Upon his release in 1941, he returned to Cambridge. Towards the end of the war, he worked for British intelligence, investigating hardened Nazis among German prisoners of war (see his essay "The breakdown of civilisation", in ''Studies on the Germans''). He taught evening classes for the Workers' Educational Association (the adult education organization), and later evening extension courses in sociology, psychology, economics and economic history at the University of Leicester. He also held occasional lectureships at other institutions of higher learning. In collaboration with a friend from Frankfurt days, the psychoanalyst S. H. Foulkes, he laid the theoretical foundations of Group Analysis, an important school of therapy, and co-founded the Group Analytic Society in 1952. He himself trained and worked as a group therapist.
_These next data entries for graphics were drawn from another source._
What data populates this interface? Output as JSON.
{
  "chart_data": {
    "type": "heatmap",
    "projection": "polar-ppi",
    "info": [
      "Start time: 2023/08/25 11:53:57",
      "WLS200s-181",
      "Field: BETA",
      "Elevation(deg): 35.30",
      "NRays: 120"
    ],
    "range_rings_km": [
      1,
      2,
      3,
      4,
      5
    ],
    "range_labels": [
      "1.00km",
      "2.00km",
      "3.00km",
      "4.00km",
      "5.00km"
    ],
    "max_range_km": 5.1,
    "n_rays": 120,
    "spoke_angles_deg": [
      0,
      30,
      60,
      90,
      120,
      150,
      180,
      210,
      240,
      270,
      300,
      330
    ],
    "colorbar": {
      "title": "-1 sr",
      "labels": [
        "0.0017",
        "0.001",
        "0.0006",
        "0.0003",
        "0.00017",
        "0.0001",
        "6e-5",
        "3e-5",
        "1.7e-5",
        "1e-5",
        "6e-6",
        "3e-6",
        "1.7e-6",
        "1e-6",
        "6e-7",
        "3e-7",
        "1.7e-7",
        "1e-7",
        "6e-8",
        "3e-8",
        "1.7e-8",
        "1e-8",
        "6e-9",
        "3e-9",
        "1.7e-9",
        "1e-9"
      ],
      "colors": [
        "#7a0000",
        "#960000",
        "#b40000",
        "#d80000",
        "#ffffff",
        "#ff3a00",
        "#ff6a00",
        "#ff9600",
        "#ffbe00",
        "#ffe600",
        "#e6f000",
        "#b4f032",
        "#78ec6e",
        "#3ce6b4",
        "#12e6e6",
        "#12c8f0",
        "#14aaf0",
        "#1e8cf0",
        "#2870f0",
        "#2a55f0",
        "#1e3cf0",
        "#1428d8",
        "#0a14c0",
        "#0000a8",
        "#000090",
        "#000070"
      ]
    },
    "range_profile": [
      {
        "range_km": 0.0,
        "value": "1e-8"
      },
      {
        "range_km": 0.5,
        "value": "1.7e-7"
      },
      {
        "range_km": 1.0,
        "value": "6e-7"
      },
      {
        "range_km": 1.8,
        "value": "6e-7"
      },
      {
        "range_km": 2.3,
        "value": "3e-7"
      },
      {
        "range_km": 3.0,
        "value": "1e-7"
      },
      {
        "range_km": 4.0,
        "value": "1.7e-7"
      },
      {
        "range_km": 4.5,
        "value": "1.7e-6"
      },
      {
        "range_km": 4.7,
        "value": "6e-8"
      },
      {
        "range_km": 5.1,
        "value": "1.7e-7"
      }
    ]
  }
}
In 1954 – at the very late age of 57 – he at last gained his first secure academic post, at University College Leicester (which soon became the University of Leicester), first as Lecturer and later as Reader in Sociology. Along with his friend Ilya Neustadt, he made a major contribution to the development of the University's Department of Sociology, which became one of the largest and most influential departments in the United Kingdom. He retired in 1962, but continued to teach graduate students in Leicester until the mid-1970s. Among subsequently famous sociologists whom Neustadt and Elias appointed as colleagues at Leicester, were John H. Goldthorpe, Anthony Giddens, Martin Albrow, Sheila Allen, Joe and Olive Banks, Richard Brown, Mary McIntosh, Nicos Mouzelis and Sami Zubaida and Keith Hopkins. (Hopkins was subsequently Professor of Ancient History at Cambridge: his appointment to teach sociology in Leicester is one sign of the very broad conception Elias and Neustadt had of the discipline of sociology.) Students in the department included John Eldridge, Chris Bryant, Chris Rojek, Paul Hirst, Graeme Salaman and Bryan Wilson. From 1962 to 1964, Elias taught as Professor of Sociology at the University of Ghana in Legon near Accra. After his return to Europe in 1965, he spent much time as visiting professor in various German and Dutch universities, and from about 1977 based himself in Amsterdam. His reputation and popularity grew immensely after the republication of ''The Civilising Process'' in 1969. From 1978 to 1984 he worked at the Center for Interdisciplinary Research at the University of Bielefeld. Elias was the first ever laureate of both the Theodor W. Adorno Prize (1977) and the European Amalfi Prize for Sociology and Social Sciences (1987). Outside his sociological work he always also wrote poetry.
Elias died at his home in Amsterdam on 1 August 1990.